Lessons in Unlearning

Lessons in Unlearning

There are many things that people take for granted, including how to ride a bicycle and how kids should be educated. Because I have spent a large part of my life challenging the educational status quo, even as a teacher, I’ve accepted that my own perspective on learning might be different from others.  But a recent post by Destin Sandlin for his video series Smarter Every Day made me think about how difficult it may actually be for most people to think differently about how we learn and how we can be educated. But even more so, it made me realize how important it is to address the shortcomings in our educational system before it gets too difficult for this generation of students to unlearn them.

Sandlin, an engineer for the Department of Defense, is a great example of how learning occurs in many places other than school. With a huge social media following of 3.5 million YouTube subscribers and 99 thousand followers on Twitter, Sandlin makes science interesting and entertaining for millions of people, many of whom might not respond as enthusiastically to the same topics if covered in a more traditional mode inside the classroom.

The backward bicycle experiment

In “The Backwards Brain Bicycle” episode of his series, Sandlin takes us through an experiment in unlearning. A group of welders he works with built a bicycle that for all intents and purposes looks like any other bicycle.
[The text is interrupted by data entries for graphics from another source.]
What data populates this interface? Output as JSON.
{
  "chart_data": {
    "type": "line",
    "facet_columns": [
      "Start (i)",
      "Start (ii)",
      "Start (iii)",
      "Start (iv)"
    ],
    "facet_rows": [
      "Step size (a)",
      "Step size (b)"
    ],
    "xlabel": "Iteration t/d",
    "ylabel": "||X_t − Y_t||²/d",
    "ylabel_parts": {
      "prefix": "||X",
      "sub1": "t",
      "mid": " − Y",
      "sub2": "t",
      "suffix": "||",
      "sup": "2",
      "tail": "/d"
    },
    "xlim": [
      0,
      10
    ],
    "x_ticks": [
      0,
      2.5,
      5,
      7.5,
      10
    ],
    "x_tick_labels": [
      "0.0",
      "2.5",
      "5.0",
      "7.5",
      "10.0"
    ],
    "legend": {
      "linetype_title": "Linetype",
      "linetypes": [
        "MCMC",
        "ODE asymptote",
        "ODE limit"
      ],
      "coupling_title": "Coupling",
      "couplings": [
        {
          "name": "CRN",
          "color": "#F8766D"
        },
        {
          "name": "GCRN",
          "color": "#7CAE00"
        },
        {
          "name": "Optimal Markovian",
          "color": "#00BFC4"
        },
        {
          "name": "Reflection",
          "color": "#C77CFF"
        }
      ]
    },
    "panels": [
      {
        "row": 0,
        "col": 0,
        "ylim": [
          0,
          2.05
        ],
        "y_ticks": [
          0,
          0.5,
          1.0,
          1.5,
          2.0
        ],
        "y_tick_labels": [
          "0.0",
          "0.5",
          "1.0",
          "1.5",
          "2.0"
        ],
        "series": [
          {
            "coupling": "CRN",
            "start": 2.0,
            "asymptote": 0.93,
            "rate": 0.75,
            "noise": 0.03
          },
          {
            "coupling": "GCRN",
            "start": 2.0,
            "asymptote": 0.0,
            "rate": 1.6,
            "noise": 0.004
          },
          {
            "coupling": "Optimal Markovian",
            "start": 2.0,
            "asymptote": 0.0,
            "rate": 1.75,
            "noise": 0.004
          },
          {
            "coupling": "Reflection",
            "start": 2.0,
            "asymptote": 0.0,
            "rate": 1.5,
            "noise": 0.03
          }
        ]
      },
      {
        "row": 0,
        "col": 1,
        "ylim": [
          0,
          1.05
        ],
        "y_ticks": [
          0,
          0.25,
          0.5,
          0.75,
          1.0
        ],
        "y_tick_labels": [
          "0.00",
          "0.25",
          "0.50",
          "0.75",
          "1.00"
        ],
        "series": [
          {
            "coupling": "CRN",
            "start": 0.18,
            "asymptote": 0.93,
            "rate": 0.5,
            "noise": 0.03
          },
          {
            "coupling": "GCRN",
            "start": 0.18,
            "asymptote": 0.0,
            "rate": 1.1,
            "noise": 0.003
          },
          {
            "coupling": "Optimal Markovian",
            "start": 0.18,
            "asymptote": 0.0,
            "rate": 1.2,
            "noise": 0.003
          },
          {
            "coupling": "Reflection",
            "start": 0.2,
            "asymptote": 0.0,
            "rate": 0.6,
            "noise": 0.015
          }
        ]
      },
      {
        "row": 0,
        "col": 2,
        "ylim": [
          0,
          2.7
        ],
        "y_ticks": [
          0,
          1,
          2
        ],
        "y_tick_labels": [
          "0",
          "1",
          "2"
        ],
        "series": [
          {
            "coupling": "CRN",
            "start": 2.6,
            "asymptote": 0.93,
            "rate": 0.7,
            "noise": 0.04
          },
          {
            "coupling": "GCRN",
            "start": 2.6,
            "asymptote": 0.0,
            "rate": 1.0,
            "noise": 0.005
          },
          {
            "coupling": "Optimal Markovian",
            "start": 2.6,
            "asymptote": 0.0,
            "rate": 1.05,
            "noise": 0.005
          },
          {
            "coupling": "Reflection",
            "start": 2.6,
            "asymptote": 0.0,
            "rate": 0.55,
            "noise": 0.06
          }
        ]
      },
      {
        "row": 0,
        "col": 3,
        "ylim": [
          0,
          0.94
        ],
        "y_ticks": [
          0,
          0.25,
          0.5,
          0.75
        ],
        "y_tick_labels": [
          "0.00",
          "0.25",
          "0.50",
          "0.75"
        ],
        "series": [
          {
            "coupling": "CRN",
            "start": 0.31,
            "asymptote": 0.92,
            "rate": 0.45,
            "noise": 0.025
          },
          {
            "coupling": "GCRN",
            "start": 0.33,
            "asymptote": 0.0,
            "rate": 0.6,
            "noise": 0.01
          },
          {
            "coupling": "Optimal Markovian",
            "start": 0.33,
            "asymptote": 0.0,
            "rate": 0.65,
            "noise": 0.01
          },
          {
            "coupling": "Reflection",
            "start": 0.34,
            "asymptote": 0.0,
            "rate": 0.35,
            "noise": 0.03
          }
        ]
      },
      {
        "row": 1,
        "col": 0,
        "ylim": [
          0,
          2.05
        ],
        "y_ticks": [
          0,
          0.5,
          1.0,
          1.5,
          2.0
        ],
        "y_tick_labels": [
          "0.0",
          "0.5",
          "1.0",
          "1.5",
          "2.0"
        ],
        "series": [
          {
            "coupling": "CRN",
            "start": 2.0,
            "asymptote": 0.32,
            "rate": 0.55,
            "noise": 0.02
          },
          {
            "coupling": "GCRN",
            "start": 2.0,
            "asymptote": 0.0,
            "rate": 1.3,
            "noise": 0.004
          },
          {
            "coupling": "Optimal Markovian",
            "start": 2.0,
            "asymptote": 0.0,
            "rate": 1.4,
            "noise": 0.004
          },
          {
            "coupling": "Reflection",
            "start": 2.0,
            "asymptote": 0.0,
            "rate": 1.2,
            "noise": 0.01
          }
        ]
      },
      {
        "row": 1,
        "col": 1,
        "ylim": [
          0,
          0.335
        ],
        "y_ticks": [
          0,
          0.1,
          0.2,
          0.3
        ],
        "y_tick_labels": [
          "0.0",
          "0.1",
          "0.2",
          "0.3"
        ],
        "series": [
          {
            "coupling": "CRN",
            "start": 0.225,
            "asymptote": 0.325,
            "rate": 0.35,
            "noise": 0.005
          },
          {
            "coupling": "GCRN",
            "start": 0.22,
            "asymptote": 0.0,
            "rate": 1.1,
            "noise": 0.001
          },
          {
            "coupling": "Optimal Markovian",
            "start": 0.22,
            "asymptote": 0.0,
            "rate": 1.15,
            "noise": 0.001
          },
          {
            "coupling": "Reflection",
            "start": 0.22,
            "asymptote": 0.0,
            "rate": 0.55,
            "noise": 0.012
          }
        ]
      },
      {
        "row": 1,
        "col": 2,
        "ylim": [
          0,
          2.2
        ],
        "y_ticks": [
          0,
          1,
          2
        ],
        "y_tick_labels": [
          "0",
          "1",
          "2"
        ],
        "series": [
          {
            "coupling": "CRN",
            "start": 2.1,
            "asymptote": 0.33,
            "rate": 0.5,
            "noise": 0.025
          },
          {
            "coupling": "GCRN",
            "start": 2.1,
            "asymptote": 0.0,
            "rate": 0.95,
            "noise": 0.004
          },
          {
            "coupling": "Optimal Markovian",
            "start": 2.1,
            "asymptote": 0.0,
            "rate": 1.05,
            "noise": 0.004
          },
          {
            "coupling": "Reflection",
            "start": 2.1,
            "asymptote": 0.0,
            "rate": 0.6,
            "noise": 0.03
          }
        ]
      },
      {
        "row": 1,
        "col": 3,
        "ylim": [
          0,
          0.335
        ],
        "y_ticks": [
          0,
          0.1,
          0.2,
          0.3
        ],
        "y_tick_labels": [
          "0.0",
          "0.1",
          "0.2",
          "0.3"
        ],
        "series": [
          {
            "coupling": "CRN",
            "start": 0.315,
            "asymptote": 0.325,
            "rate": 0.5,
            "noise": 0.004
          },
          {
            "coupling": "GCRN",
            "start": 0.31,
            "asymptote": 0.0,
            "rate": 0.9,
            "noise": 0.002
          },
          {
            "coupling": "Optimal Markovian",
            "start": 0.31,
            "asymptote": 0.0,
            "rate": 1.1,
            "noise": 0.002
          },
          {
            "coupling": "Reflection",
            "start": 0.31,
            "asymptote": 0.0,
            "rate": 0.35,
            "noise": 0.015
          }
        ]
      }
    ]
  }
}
The big difference is that when you turn the steering wheel to the left, the bike turns to the right instead of to the left as with a traditional bicycle. Sandlin worked over a period of eight months (for five minutes a day) trying to learn how to ride the new bicycle. The video shows him trying and failing repeatedly until one day, he was finally able to master the backward bicycle.

The lesson he shares with us is greater than that.

Neuroplasticity

As a guest speaker at universities around the world, Sandlin would take the bike with him and challenge audiences to try to ride the bike. No one could. It’s very hard to unlearn the way you were originally taught.

Sandlin also shows us his five-year-old son trying to learn to ride the backward bike, a feat he was able to master in two weeks. The difference? Neuroplasticity, says Sandlin.  “Children have a much more plastic brain than adults,” he says.

What do we need to unlearn?

The majority of today’s K-12 schools are based on a century-old educational model designed to train kids to be better listeners and to follow instruction. What we now know and believe to be true, is that we need to act on and use what we are learning in order for it to have any real impact, is a difficult process to put into place given our history of education. We need to unlearn a lot of the test-driven, grade-obsessed behaviors that many of us grew up with and replace them with more meaningful engagements.

Our system of higher education bears the burden of history as well, and we see the strains of unlearning in the unbundling of the institution of higher education, with competency-based learning models, online degrees, and certifications pushing back against the traditional four-year residential model.

Changing a worldview

Sandlin describes the challenge to his brain to unlearn the old way of riding a bicycle. He says that when it finally happened, he could feel a pathway in his brain unlocking. “It was like a trail in my brain,” he says, but if he wasn’t paying attention, his brain would lose that neural path and get back on that old road that he was familiar with.

Changing the way people have been thinking about learning and education for hundreds of years is no simple task either. Apparently, it’s like learning to ride a backward bicycle.